Senior security engineer

About Watershed

Watershed is the enterprise sustainability platform. Companies like Airbnb, Carlyle Group, FedEx, Visa, and Dr. Martens use Watershed to manage climate and ESG data, produce audit-ready metrics for voluntary and regulatory reporting including CSRD, and drive real decarbonization. We are looking for team members who love product-building, want to work hard at a mission-oriented startup, and will collaborate with us in shaping the culture of a growing team.

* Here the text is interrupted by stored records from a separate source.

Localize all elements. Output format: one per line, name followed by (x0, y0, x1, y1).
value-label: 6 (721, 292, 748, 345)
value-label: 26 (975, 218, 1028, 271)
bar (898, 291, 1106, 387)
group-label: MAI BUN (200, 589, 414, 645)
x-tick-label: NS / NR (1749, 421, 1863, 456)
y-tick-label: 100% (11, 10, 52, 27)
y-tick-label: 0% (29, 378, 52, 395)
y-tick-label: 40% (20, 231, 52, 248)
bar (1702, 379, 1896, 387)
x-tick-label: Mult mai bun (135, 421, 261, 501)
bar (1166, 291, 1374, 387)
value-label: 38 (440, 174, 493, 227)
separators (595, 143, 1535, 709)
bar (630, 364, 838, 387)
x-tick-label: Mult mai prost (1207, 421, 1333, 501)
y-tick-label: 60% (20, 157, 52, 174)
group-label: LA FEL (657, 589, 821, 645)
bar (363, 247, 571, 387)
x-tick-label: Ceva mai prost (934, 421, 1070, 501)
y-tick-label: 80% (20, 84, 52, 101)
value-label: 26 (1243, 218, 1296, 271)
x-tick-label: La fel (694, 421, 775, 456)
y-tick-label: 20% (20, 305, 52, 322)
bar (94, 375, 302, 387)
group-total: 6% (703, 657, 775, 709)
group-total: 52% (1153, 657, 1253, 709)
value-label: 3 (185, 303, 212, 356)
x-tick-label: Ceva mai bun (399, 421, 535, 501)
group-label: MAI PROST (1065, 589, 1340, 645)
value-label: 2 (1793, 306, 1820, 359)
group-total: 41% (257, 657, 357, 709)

We have offices in San Francisco, New York, London, Paris, Berlin, Sydney, Mexico City, and remote team members across the US and Europe. We hope that you'll be interested in joining us!

The role

The Senior Security Engineer will drive the product security vision, strategy, and best practices across product teams. You'll lead threat modeling exercises, collaborate with engineering to enhance our secure software development stack and CI/CD pipeline, and manage our bug bounty programs and third-party security testing. You'll also evaluate vulnerability reports, prioritize remediation efforts, and design robust threat detection, monitoring, and incident response architectures.

In this role, you will:

• Drive product security vision, strategy, and best practices across product teams

• Lead security design reviews for new and existing products to identify potential security vulnerabilities

• Collaborate with engineering to manage and improve the secure software development stack and CI/CD pipeline

• Manage and enhance our bug bounty programs and third-party security testing

• Evaluate vulnerability reports, prioritize remediation, and communicate findings

• Design and build threat detection, monitoring, investigation, and response architectures

• Monitor and evaluate operational/security alerts

• Participate in investigations and incident response activities; build playbooks

You might be a good fit if you have:

• BS in computer science, information security, or a related field or equivalent experience

• 5-7+ years in security engineering

• Experience in growing & formalizing security programs

• Strong knowledge of GCP

• Deep understanding of threat modeling, risk management, and vulnerability assessment methodologies

• Proficiency in multiple programming languages and familiarity with secure coding practices and frameworks such as OWASP and CIS Controls (Was SANS Top 20)

• Hands-on experience with security tools and experience integrating automated security testing into CI/CD pipelines

• Excellent leadership, communication, and collaboration skills, with the ability to work effectively across diverse teams

Great if you also have: 

• SaaS industry background

Preference is given to candidates in the San Francisco Bay Area

Join Us:

If you're passionate about climate change and have the security expertise to help us protect our mission, we want to hear from you! Apply today and be a part of the solution.

Must be willing to work from an office 4 days per week (except for remote roles)

Watershed has hub offices in San Francisco, New York, London, and Mexico City and satellite offices in Sydney, Paris, and Berlin. Where we have offices, employees are expected to be in office for 4 days per week. Certain jobs are open to being remote and will be specifically noted on the jobs page and in the job description if so.

What’s the interview process like?

It starts the same for every candidate: getting to know the team members through 1 to 2 conversations about Watershed, your experience, and your interests. Next steps can vary by role, but usual next steps are a skill or experience interview (e.g. a coding interview for an engineer, a portfolio review for a designer, deeper experience call for other roles) which leads to a virtual or in person interview panel. We prioritize transparency and lack of surprise throughout the process.

What if I need accommodations for my interview?

At Watershed, we are dedicated to ensuring an inclusive recruitment process. We provide reasonable accommodations for candidates with disabilities, long-term conditions, mental health needs, religious observances, neurodivergence, or pregnancy-related support requirements. If you need assistance during your process, please contact your recruiter.